Results: IL1raKO mice showed increased vulnerability to Abeta-induced neuropathology relative to their WT counterparts. Specifically, IL1raKO mice exhibited increased mortality, enhanced microglial activation and neuroinflammation, and more pronounced loss of synaptic markers. Interestingly, Abeta-induced astrocyte responses were not significantly different between WT and IL1raKO mice, suggesting that enhanced IL-1 signaling predominately affects microglia.

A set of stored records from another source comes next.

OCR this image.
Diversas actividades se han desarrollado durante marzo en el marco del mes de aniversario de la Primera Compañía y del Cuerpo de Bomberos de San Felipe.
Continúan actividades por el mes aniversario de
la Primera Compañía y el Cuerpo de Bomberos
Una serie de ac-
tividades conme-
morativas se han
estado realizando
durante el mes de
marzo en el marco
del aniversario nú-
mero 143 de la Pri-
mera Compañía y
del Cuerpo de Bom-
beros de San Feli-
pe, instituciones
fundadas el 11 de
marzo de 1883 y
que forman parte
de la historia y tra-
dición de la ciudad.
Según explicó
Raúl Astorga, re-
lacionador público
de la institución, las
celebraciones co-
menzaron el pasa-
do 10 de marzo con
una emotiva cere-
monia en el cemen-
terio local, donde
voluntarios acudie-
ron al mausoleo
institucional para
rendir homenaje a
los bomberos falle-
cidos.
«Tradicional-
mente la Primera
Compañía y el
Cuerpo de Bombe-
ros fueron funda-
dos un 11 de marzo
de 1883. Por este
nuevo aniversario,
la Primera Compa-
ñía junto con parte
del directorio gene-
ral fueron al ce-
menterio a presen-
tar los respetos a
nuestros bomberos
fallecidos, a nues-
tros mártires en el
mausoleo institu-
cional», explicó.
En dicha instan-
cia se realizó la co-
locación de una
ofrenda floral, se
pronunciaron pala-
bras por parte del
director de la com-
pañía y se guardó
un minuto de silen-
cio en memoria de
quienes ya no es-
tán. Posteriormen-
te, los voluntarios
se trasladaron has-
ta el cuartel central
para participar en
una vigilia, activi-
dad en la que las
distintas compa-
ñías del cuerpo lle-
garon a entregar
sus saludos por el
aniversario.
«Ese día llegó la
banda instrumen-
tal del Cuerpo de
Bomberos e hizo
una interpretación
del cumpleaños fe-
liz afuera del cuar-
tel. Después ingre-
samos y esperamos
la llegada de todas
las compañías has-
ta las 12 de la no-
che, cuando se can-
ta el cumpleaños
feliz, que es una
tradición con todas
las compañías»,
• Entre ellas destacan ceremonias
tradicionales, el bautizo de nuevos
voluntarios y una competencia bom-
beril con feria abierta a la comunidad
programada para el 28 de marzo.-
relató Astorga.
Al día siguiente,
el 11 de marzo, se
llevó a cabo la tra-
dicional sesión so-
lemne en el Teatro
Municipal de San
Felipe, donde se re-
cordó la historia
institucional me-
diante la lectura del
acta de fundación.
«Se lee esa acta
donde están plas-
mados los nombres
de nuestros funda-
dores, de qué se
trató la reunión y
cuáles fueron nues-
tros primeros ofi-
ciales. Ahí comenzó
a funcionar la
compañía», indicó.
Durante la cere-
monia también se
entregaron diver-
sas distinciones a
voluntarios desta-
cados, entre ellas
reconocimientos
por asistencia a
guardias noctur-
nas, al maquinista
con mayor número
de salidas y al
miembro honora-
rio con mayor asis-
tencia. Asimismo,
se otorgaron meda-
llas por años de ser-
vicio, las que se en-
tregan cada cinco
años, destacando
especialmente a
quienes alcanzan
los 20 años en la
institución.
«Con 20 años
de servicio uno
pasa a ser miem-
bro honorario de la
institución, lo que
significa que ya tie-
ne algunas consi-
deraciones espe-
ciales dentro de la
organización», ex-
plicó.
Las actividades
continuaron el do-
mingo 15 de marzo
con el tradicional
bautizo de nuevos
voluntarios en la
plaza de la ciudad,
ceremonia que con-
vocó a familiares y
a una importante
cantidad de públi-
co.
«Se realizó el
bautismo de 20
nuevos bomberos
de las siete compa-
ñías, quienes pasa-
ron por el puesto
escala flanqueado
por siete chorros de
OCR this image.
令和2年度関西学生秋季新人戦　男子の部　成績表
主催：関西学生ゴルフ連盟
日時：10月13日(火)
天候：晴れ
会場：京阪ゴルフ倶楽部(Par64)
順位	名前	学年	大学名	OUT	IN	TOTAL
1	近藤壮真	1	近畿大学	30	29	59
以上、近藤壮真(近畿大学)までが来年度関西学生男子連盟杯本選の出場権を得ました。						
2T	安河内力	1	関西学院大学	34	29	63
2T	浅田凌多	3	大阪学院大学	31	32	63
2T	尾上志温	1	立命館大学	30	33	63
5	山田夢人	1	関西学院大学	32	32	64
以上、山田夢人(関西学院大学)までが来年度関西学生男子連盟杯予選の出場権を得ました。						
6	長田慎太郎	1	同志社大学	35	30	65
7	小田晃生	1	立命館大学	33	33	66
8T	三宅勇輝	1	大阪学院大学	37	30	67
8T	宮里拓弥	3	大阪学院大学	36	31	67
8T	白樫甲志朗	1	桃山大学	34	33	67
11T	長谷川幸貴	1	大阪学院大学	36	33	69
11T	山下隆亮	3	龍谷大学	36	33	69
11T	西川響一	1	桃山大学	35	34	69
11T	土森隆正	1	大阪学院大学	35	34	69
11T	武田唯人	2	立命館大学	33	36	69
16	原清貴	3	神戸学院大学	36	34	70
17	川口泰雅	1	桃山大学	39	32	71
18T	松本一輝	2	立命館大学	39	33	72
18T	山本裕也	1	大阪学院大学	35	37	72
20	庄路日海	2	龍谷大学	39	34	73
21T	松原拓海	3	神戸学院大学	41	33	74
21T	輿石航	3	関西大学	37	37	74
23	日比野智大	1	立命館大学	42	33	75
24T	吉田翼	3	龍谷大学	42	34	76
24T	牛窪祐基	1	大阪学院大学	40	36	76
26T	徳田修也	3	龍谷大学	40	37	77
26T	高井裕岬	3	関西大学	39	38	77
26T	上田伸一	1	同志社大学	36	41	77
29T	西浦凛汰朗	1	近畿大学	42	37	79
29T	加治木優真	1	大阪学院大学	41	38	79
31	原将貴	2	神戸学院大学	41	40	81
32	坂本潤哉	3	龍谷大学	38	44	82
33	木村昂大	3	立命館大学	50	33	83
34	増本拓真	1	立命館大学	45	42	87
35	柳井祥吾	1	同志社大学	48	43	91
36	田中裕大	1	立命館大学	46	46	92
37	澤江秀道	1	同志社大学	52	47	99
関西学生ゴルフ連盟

Conclusion: Our data are consistent with the neuroinflammation hypothesis whereby increased IL-1 signaling in AD enhances glia activation and leads to an augmented neuroinflammatory process that increases the severity of neuropathologic sequelae.

Figure 1

Increased mortality in IL1raKO mice during Aβ infusion. Alzet pumps containing Aβ1–42 or vehicle were surgically implanted in IL1raKO and WT littermate mice (n = 10–12 mice per Aβ-infused group; n = 5 mice per vehicle-infused group), and post-operative survival was monitored for 42 days. Kaplan-Meier survival curves show that WT mice infused with vehicle or Aβ, and IL1raKO mice infused with vehicle experienced no mortality during the time period. In contrast, Aβ-infused IL1raKO mice experienced a 50% mortality rate (6 of the 12 animals died before 42 days). This mortality was significantly different from the other experimental and control groups (error bars = SEM; p < 0.05).

Figure 2

Microglia activation following Aβ infusion. WT and IL1raKO mice infused with Aβ or vehicle for 28 days were sacrificed on day 42 (n = 5–10 mice/group survived for analysis). Brains were bisected and the right side of the brain was processed for immunohistochemistry while the left hippocampus was dissected and used for biochemical analysis. A) Levels of the pro-inflammatory cytokine IL-1β were significantly higher in IL1raKO mice infused with Aβ compared to WT mice infused with Aβ. B) TNFα levels also showed a stronger upregulation in Aβ-infused IL1raKO mice compared to Aβ-infused WT mice. C) F4/80 immunostaining for activated microglia also revealed a significant increase in IL1raKO mice infused with Aβ versus WT mice infused with Aβ. Representative photomicrographs of F4/80-positive microglia in the hippocampus of a D) WT mouse infused with Aβ, and E) IL1raKO mouse infused with Aβ. Arrowheads point to microglia cell bodies. Bar in D-E = 50 μm (error bars = SEM; * Significantly different, p < 0.01; ***Significantly different, p < 0.001).

Figure 3

Astrocyte activation following Aβ infusion. WT and IL1raKO mice were infused with Aβ or vehicle, and brains prepared as in Figure 2. A) Levels of the pro-inflammatory astrocyte-derived cytokine S100B showed a similar degree of upregulation in Aβ-infused IL1raKO and WT mice. B) Numbers of GFAP-positive astrocytes were increased to a similar degree in both WT and IL1raKO mice infused with Aβ. (error bars = SEM; p > 0.05 between Aβ-infused IL1raKO and WT mice).

Figure 4

Loss of synaptic markers following Aβ infusion. WT and IL1raKO mice were infused with Aβ or vehicle, and brains prepared as in Figure 2. A) Aβ-infused mice had reduced hippocampal PSD-95 levels compared to vehicle-infused mice, and there was a significantly larger decrease in IL1raKO mice infused with Aβ versus their WT counterparts (error bars = SEM; * p < 0.05). B) The presynaptic marker synaptophysin was reduced in Aβ-infused mice compared to the vehicle-infused mice. In addition, the reduction in synaptophysin in Aβ-infused mice was greater in IL1raKO mice compared to WT mice, although the difference did not quite reach statistical significance (error bars = SEM; p = 0.07).